Brindisi-Corfù: incredibile volata a tre a mezzanotte, la spunta Ad Maiora

Il trimarano, dopo un errore che lo aveva intrappolato in un buco di vento a Othoni, recupera e arriva primo in tempo reale, affiancato a Idrusa di Paolo Montefusco. Attesa per le classifiche ufficiali, per i vincitori di classe e per la barca vincitrice overhall

Il trimarano Ad Maiora (a sinistra nella foto) alla partenza

BRINDISI – Può essere emozionante l’arrivo di una regata al buio, dieci minuti dopo la mezzanotte, al traverso del porticciolo di un’isoletta greca, quando nessuno è in attesa tranne i giudici di arrivo, e il pubblico anche se ci fosse non vedrebbe nulla? Può, eccome, se ci sono in campo un fine stratega come Paolo Montefusco, un trimarano velocissimo come Ad Maiora, che ha consentito al suo equipaggio di arrivare primo di un soffio malgrado un errore di tattica commesso due ore prima, ed un’inseguitrice come Lupa of the Sea, una barca nata non solo per correre ma con tutto ciò che serve anche per vincere.

La partenza

La svolta è arrivata attorno alle 22, quando la testa della XXXIV Regata Internazionale Brindisi-Corfù è arrivata a Fanos, da lasciare a sinistra per poi puntare sulla linea di arrivo di Erikoussa. Qui il vento di maestrale di circa 15 nodi che aveva accompagnato le barche sino a quel momento è cessato. La galoppata del trimarano venuto da Pisa, già sperimentato su percorsi molto più lunghi come quelli oceanici con un altro nome, e quelli famosi della Palermo-Montecarlo, della Giraglia e della 151 Miglia, è diventata un passo troppo leggero, che ha rimesso tutto in discussione,

Il video dello start e le Frecce Tricolori

Le inseguitrici Idrusa, il Farr 80 portato da Paolo Montefusco, e Lupa of the Sea, il Baltic 78 R di Fabio Cannavale, hanno riagganciato la lepre, che aveva sfruttato al massimo quel vantaggio che i multiscafi hanno sui monoscafi alle andature portanti. E alle 22 della sera Ad Maiora si è infilato in trappola, affrontando l’aggiramento di Othoni (Fanos) troppo sottocosta, e dai 14 nodi è sceso a 1,5. Non ha sbagliato invece Montefusco, che ne sa una più del diavolo e quel tratto di Ionio con le sue bonacce insidiose lo conosce come le proprie tasche. (Nella foto sotto, l'episodio di Othoni ricostruito dal tracking)

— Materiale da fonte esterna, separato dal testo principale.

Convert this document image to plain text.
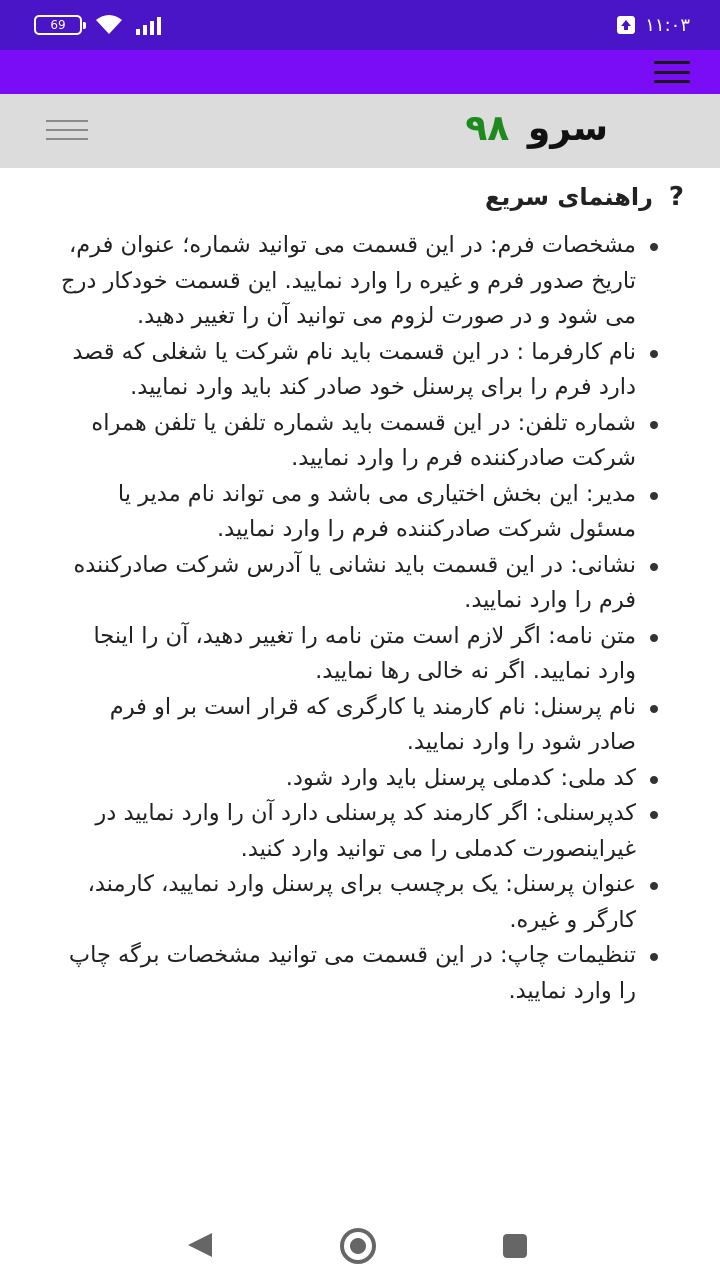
69	۱۱:۰۳
سرو ۹۸
?
راهنمای سریع
مشخصات فرم: در این قسمت می توانید شماره؛ عنوان فرم، تاریخ صدور فرم و غیره را وارد نمایید. این قسمت خودکار درج می شود و در صورت لزوم می توانید آن را تغییر دهید.
نام کارفرما : در این قسمت باید نام شرکت یا شغلی که قصد دارد فرم را برای پرسنل خود صادر کند باید وارد نمایید.
شماره تلفن: در این قسمت باید شماره تلفن یا تلفن همراه شرکت صادرکننده فرم را وارد نمایید.
مدیر: این بخش اختیاری می باشد و می تواند نام مدیر یا مسئول شرکت صادرکننده فرم را وارد نمایید.
نشانی: در این قسمت باید نشانی یا آدرس شرکت صادرکننده فرم را وارد نمایید.
متن نامه: اگر لازم است متن نامه را تغییر دهید، آن را اینجا وارد نمایید. اگر نه خالی رها نمایید.
نام پرسنل: نام کارمند یا کارگری که قرار است بر او فرم صادر شود را وارد نمایید.
کد ملی: کدملی پرسنل باید وارد شود.
کدپرسنلی: اگر کارمند کد پرسنلی دارد آن را وارد نمایید در غیراینصورت کدملی را می توانید وارد کنید.
عنوان پرسنل: یک برچسب برای پرسنل وارد نمایید، کارمند، کارگر و غیره.
تنظیمات چاپ: در این قسمت می توانید مشخصات برگه چاپ را وارد نمایید.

L'errore di Ad Maiora a Othoni (Fanos)-2

Idrusa infatti è scesa ancora più a sud-est, cercando più pressione, tallonata da Lupa of the Sea che cercava anche l’ingaggio facendo la stessa scelta. Infatti mentre il trimarano di Bruno Cardile cercava di tirarsi fuori dal buco di vento bordeggiando verso l’esterno, ma molto lentamente, il Farr 80 e il Baltic 78 R andavano a 7-8 e anche 9 nodi, per poi virare (il vento era ruotato a scirocco all’altezza delle Diapontie) verso Erikoussa (Merlera). A raccontarla si fa presto, ma questa storia è durata molto più di un’ora, e quando i due maxi navigavano ormai testa a testa passandosi l’un l’altro la prima posizione in tempo reale, Ad Maiora è riuscito a sbucare dalla bonaccia.

Il trimarano (ex Fleury Michon, bandiera francese, nato per l’oceano) ha ripreso la galoppata, toccando i 14 nodi. È riuscito a stargli dietro solo Paolo Montefusco, sfruttando al massimo l’assetto delle vele. L’algoritmo del tracking online assegna a Ad Maiora e a Idrusa come ora di arrivo (italiana) le 00,10 di oggi 17 giugno, le 00,12 a Lupa of The Sea, ma anche il primo posto in tempo reale al trimarano di Pisa, assieme alla vittoria nella Classe multiscafi.

Ma qui va detto che la vittoria effettiva della regata andrà a chi arriverà primo in tempo compensato applicando il regolamento Orc, anche se la vittoria in tempo reale alla Brindisi-Corfù viene premiata da sempre con uno speciale trofeo. Infine, last but non least, va ricordato e rimarcato che le classifiche ufficiali e i vincitori sono stilate e proclamati dalla giuria della regata, quando l’ultima delle barche sarà arrivata, le eventuali proteste esaminate e decise, e le verifiche di stazza effettuate. E noi, ossequiosi di tale prerogativa, ci fermiamo a questo punto, dopo aver raccontato l’appassionante arrivo dei primi tre equipaggi a Merlera.